Blongko Marine Sanctuary established in 1998, covers 12 ha along the coast, and contains a mangrove forest, seagrass and part of a coral reef. Blast fishing still occurs in the vicinity, by using soda bottles stuffed with explosive potassium nitrate-detonate underwater, killing or stunning reef fish so that they are easy to net. Dugong have also been reported in the region. At full moon dugongs come over from a nearby bay to feed on seagrass meadows, which are only accessible for them during spring tide.

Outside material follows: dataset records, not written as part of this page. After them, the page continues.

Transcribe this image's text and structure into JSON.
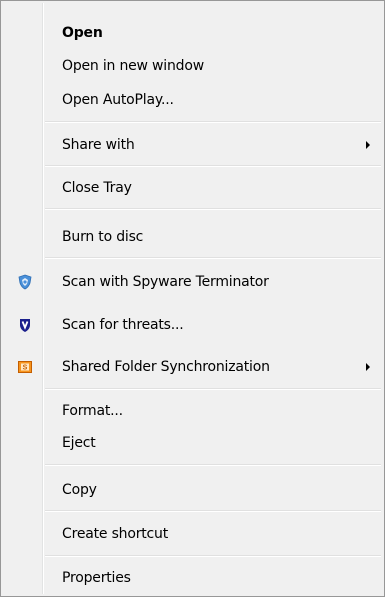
{
  "menu": {
    "items": {
      "open": {
        "label": "Open"
      },
      "open_new_window": {
        "label": "Open in new window"
      },
      "open_autoplay": {
        "label": "Open AutoPlay..."
      },
      "share_with": {
        "label": "Share with"
      },
      "close_tray": {
        "label": "Close Tray"
      },
      "burn_to_disc": {
        "label": "Burn to disc"
      },
      "scan_spyware_terminator": {
        "label": "Scan with Spyware Terminator",
        "icon": "spyware-terminator-shield-icon"
      },
      "scan_for_threats": {
        "label": "Scan for threats...",
        "icon": "antivirus-shield-icon"
      },
      "shared_folder_sync": {
        "label": "Shared Folder Synchronization",
        "icon": "shared-folder-sync-icon"
      },
      "format": {
        "label": "Format..."
      },
      "eject": {
        "label": "Eject"
      },
      "copy": {
        "label": "Copy"
      },
      "create_shortcut": {
        "label": "Create shortcut"
      },
      "properties": {
        "label": "Properties"
      }
    },
    "colors": {
      "background": "#f0f0f0",
      "border": "#979797",
      "text": "#000000"
    }
  }
}
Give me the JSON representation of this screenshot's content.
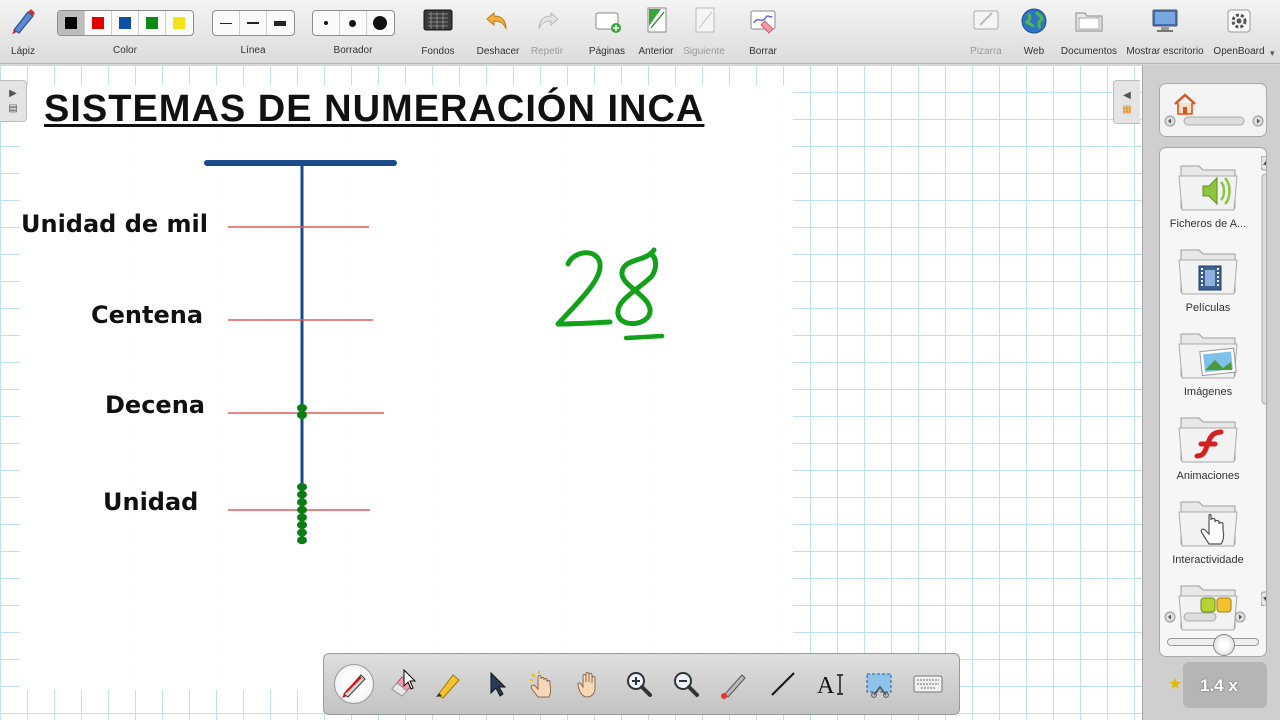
{
  "app": {
    "name": "OpenBoard"
  },
  "toolbar": {
    "pen_label": "Lápiz",
    "color_label": "Color",
    "line_label": "Línea",
    "eraser_label": "Borrador",
    "backgrounds_label": "Fondos",
    "undo_label": "Deshacer",
    "redo_label": "Repetir",
    "pages_label": "Páginas",
    "previous_label": "Anterior",
    "next_label": "Siguiente",
    "erase_label": "Borrar",
    "board_label": "Pizarra",
    "web_label": "Web",
    "documents_label": "Documentos",
    "desktop_label": "Mostrar escritorio",
    "openboard_label": "OpenBoard",
    "colors": [
      "#000000",
      "#e00000",
      "#0d4fa0",
      "#0a8a12",
      "#f5e31a"
    ],
    "active_color_index": 0
  },
  "board": {
    "title": "SISTEMAS DE NUMERACIÓN INCA",
    "rows": [
      {
        "label": "Unidad de mil",
        "knots": 0
      },
      {
        "label": "Centena",
        "knots": 0
      },
      {
        "label": "Decena",
        "knots": 2
      },
      {
        "label": "Unidad",
        "knots": 8
      }
    ],
    "handwritten_number": "28",
    "colors": {
      "main_cord": "#1a4a8a",
      "row_line": "#e35a5a",
      "knot": "#0b7d16",
      "ink": "#13a01b"
    }
  },
  "library": {
    "items": [
      {
        "label": "Ficheros de A...",
        "icon": "audio-folder-icon"
      },
      {
        "label": "Películas",
        "icon": "movie-folder-icon"
      },
      {
        "label": "Imágenes",
        "icon": "images-folder-icon"
      },
      {
        "label": "Animaciones",
        "icon": "flash-folder-icon"
      },
      {
        "label": "Interactividade",
        "icon": "interactive-folder-icon"
      }
    ],
    "zoom": "1.4 x"
  },
  "stylus": {
    "tools": [
      "pen-icon",
      "eraser-icon",
      "highlighter-icon",
      "selector-icon",
      "interact-icon",
      "hand-icon",
      "zoom-in-icon",
      "zoom-out-icon",
      "laser-icon",
      "line-icon",
      "text-icon",
      "capture-icon",
      "keyboard-icon"
    ],
    "active_tool": "pen-icon"
  }
}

A second site was established at the village of Terremel, about 150 kilometres north east of Manado. This intertidal site is part of a locally managed marine protected area established by the community, with assistance from Coastal Marine Resources Program and students from the Sam Ratulangi University. The CMRP program is US Aid funded and has been working with the university to establish small locally managed marine protected areas with villages where all harvesting is prohibited.
Monitoring: suspended
Principal watchers: Sam Ratulangi University, CMRP, Seagrass-Watch HQ.
Location: Blongko and Airbanua (Terremel), northern Sulawesi
Site code: AB1 (Airbanua, Terremel), BO1 (Blongko)
Issues: Raw sewage from adjacent village, blast fishing
Status (December 2008):
- Monitoring has not been conducted since November 2002.
- Current status of seagrass resources unknown.
- Abundances at Airbanua appeared to be declining, but this may have been a seasonal trend.
- The Blongko site consists of a mix of species including Cymodocea rotundata, Thalassia hemprichii and Enhalus acoroides.
- At Airbanua (Terremel), the seagrass species included Enhalus acoroides and Thalassia hemprichii.
- The success of establishing an ongoing monitoring program at all sites is dependent on the resources and commitment of CMRP, university staff and students and residents the local villages.